Do these examples offer an accurate reflection of Science Fiction generally, or are these films the more cerebral exceptions to the norm? Even a film such as Men In Black (1997), which is a Sci-Fi Action-Comedy, contains Science Fiction premises which function to illuminate, profoundly, something about ourselves. The film is about a secret government agency managing and policing alien subculture on Earth. But the element worth singling out within the story-world is the Neuralizer, a device used by the men in black to erase memories. The device generates numerous comic scenes, and performs a number of plot assists, but it also provides moments of genuine thought and poignancy, and gives the film greater thematic substance overall. After the heroes have disposed of The Bug and saved the planet, the action gives over to a melancholy exchange between Kay and his protegé, Jay:
KAY
I've just been down the gullet of an interstellar cockroach. That's one of a hundred memories I don't want.
Kay reflects on the life-choice he has made, in joining the MIB, and looks back with regret at the life he left behind. Curiously, we find ourselves once again confronted with the recurrent themes of memory and loss. It is difficult to show an ageing man looking back on his life with regret and do so in an active and engaging way, maintaining audience interest. But the Neuralyzer imbues this scene with narrative tension. It makes it dramatic, because it offers Kay the chance to make his choice again. Though he can’t recoup the past 30 years, he can, by erasing all knowledge of the MIB, reset his life and claim what he once had. And he does, as we see when Jay opens a tabloid paper to discover:
MAN AWAKENS FROM 30-YEAR COMA!
Returns to Girl He Left Behind
A large photograph shows a smiling KAY, arm-in-arm with ELIZABETH RESTON, his long-lost fiancee, in her back yard in Tempe, Arizona.
She holds a large bouquet of flowers, the same kind he brought but never gave her thirty years ago.
So this is another example of where Science Fiction uses its unique license to invention in order to turn our gaze on a compelling aspect of human psychology. In Men In Black this happens to be a relatively small component in a film that is doing a lot of other things, but equally it can play a much more prominent role. In Eternal Sunshine of the Spotless Mind (2004) the use of a memory erasing technique forms the basis of the entire plot. A scenario is built around it which enables a profound exploration of memory, love and our relationships with each other.

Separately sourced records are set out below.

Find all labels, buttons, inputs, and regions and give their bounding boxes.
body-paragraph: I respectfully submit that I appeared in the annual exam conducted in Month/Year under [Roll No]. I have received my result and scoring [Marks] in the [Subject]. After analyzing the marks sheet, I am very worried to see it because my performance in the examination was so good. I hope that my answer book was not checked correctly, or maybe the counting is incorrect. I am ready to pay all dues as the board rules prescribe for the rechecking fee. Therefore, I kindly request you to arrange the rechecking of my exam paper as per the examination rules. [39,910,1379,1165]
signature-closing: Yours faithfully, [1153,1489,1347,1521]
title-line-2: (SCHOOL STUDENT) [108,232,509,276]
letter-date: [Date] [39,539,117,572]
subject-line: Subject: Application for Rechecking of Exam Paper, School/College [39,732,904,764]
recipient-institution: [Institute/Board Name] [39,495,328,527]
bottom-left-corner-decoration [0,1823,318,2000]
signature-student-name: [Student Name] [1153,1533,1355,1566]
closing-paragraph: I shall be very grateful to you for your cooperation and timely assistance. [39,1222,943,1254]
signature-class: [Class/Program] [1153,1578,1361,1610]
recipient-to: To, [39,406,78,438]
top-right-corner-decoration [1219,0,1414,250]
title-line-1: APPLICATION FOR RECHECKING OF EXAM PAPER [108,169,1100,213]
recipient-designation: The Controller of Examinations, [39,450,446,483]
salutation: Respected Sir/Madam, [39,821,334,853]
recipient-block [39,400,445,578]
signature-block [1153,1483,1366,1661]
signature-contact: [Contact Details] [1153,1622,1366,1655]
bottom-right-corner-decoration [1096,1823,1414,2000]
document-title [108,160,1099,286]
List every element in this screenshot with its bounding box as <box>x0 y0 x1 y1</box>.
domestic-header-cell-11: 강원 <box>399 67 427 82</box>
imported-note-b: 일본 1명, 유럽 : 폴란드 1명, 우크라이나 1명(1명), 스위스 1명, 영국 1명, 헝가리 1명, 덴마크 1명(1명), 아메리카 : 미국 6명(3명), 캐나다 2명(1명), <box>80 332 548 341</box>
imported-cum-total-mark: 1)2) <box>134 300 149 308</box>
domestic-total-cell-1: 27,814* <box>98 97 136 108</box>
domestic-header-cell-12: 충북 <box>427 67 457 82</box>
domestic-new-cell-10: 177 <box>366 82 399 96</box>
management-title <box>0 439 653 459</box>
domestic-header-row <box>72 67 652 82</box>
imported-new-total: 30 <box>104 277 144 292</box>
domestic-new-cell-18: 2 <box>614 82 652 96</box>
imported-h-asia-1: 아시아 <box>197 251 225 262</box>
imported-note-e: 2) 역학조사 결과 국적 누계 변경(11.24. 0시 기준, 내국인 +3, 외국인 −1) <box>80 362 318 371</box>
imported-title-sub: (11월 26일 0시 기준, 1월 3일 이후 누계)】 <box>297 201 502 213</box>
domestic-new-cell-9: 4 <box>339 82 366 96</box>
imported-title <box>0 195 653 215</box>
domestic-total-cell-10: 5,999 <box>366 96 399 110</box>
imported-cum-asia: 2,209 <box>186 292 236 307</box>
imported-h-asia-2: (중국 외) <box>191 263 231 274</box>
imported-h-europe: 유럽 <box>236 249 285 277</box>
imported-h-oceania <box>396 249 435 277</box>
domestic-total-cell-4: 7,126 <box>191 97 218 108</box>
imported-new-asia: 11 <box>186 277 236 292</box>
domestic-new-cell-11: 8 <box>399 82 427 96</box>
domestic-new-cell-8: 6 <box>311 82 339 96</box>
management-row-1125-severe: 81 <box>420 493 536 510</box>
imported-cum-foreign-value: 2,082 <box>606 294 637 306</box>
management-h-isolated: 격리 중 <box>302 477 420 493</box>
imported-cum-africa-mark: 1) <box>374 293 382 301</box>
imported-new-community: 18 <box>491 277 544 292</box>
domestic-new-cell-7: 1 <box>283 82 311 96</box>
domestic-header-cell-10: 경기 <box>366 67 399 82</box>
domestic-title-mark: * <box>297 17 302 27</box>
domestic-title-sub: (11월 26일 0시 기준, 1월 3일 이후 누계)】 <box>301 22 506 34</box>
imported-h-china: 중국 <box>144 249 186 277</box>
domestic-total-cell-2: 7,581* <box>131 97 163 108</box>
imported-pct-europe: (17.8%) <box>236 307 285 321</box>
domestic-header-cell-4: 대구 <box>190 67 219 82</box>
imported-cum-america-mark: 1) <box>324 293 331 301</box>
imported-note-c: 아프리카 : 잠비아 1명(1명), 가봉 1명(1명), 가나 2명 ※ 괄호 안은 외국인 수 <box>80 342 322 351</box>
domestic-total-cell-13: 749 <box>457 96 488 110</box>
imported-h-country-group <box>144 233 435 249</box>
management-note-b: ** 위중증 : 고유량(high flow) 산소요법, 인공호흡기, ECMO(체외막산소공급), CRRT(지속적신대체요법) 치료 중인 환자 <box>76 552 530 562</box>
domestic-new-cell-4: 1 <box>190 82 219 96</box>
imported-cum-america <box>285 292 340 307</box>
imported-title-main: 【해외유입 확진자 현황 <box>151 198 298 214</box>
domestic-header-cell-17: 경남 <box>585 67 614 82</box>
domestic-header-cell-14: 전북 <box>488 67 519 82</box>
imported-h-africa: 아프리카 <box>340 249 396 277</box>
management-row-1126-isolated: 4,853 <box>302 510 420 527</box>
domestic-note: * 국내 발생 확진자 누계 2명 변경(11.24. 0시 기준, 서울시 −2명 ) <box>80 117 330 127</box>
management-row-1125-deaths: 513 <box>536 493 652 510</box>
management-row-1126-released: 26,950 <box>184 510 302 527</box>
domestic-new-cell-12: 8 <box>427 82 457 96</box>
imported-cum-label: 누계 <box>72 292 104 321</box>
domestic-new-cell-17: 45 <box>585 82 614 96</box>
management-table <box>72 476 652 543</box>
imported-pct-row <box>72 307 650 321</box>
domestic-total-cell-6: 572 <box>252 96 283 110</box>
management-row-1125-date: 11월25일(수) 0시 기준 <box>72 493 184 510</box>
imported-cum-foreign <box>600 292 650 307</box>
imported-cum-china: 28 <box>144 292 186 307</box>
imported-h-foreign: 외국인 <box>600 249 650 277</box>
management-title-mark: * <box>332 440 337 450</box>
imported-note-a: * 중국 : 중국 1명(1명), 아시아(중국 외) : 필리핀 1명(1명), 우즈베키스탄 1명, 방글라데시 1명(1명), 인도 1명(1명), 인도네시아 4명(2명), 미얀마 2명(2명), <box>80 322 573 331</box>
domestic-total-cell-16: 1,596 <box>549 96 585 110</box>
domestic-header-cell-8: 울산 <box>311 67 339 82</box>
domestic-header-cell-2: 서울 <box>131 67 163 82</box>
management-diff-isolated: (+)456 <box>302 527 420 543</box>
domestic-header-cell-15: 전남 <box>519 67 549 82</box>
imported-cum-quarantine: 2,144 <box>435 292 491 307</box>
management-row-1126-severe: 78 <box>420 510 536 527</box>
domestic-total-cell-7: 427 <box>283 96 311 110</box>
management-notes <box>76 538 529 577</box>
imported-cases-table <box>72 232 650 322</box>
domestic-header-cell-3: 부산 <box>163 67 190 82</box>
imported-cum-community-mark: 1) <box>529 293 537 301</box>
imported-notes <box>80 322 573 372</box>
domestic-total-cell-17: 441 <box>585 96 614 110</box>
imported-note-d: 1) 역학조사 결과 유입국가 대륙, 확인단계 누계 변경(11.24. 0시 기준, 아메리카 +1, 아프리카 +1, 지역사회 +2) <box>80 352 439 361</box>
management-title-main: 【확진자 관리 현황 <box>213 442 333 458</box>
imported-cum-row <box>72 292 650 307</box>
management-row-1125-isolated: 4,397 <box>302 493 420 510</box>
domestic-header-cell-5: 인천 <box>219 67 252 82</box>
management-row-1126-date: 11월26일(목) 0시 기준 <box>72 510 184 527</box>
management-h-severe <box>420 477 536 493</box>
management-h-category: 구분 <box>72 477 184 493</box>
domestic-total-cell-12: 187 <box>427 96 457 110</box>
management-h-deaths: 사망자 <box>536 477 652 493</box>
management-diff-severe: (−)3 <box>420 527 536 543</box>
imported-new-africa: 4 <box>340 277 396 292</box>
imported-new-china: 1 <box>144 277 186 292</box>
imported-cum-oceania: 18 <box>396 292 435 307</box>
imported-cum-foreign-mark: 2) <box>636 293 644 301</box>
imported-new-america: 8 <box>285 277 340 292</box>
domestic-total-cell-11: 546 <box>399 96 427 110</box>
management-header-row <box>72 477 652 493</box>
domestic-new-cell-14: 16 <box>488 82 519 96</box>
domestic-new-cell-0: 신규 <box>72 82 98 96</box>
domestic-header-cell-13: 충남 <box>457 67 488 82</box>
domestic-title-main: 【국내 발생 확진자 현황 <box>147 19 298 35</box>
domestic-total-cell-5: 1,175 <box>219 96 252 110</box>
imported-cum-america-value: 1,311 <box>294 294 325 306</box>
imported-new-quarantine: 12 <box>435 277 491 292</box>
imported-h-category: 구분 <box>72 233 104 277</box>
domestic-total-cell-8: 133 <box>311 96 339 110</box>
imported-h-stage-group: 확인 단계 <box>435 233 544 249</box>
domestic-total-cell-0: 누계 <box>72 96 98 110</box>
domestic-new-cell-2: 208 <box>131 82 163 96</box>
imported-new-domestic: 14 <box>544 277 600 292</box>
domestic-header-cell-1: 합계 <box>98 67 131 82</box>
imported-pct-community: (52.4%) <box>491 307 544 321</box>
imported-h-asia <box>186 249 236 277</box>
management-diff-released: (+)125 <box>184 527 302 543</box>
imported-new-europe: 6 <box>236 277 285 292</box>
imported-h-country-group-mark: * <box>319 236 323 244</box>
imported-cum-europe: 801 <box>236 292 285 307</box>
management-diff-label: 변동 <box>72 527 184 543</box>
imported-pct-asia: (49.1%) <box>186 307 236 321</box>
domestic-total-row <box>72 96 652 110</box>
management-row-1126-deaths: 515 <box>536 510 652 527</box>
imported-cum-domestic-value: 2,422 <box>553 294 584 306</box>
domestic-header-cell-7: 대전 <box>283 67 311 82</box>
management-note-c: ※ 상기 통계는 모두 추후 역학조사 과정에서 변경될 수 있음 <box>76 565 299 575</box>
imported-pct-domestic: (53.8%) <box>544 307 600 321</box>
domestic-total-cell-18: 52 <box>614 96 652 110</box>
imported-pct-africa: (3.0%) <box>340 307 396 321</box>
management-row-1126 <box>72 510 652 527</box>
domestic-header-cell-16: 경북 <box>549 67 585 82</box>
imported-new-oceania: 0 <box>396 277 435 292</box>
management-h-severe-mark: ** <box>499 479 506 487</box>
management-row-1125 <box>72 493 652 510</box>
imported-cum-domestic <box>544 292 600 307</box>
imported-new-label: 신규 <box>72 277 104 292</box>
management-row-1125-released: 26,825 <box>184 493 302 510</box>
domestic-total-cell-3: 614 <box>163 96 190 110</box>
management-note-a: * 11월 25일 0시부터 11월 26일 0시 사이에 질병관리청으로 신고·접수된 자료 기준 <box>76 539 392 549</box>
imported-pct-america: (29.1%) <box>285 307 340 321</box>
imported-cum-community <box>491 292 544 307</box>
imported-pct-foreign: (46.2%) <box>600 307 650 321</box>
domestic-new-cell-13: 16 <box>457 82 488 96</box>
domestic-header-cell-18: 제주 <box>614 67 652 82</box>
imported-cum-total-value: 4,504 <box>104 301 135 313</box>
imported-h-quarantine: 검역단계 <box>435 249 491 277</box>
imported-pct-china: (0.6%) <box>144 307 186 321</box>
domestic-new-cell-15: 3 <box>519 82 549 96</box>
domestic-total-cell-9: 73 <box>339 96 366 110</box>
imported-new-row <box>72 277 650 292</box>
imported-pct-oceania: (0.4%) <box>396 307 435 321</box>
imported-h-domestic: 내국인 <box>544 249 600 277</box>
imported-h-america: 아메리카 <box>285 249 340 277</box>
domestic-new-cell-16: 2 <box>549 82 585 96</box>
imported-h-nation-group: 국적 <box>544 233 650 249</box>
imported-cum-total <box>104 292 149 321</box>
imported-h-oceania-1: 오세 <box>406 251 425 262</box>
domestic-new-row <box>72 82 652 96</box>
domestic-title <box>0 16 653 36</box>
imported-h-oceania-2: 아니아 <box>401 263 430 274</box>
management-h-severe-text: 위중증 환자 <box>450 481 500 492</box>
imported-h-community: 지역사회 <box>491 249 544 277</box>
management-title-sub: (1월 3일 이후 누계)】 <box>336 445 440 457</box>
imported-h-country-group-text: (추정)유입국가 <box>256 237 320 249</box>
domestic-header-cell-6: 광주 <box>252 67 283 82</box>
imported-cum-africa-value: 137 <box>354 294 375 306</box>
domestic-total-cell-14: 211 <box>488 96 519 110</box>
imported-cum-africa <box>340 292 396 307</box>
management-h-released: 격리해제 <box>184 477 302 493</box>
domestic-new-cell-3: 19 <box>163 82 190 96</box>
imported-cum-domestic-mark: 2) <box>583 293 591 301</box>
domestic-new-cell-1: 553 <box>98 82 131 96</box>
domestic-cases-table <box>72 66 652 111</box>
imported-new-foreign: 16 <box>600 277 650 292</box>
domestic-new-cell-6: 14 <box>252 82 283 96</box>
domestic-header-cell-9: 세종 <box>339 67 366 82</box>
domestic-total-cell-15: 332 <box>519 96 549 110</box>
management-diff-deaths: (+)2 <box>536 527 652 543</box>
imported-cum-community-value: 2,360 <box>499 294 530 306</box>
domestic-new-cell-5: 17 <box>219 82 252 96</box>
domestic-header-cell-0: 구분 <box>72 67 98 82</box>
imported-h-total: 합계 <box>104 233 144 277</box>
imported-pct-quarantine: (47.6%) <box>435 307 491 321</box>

This is what Science Fiction can do. It is something we recognise and look for within the genre. There exists this explorative quality, a recurrent concern with psycho-philosophical ideas, a kind of inward gazing. Writers use the license offered by the genre to create extraordinary conditions for their characters, which highlight or magnify a universal human condition, by being in some way an acute version thereof. Science Fiction characters thus often assume archetypal, allegorical and/or mythical status. This is by no means an omnipresent feature of the genre, but it is common enough to allow us to say that a film’s Science Fiction status is more than incidental – more than just a context for adventure, action, horror, romance even. Something invaluable is often added.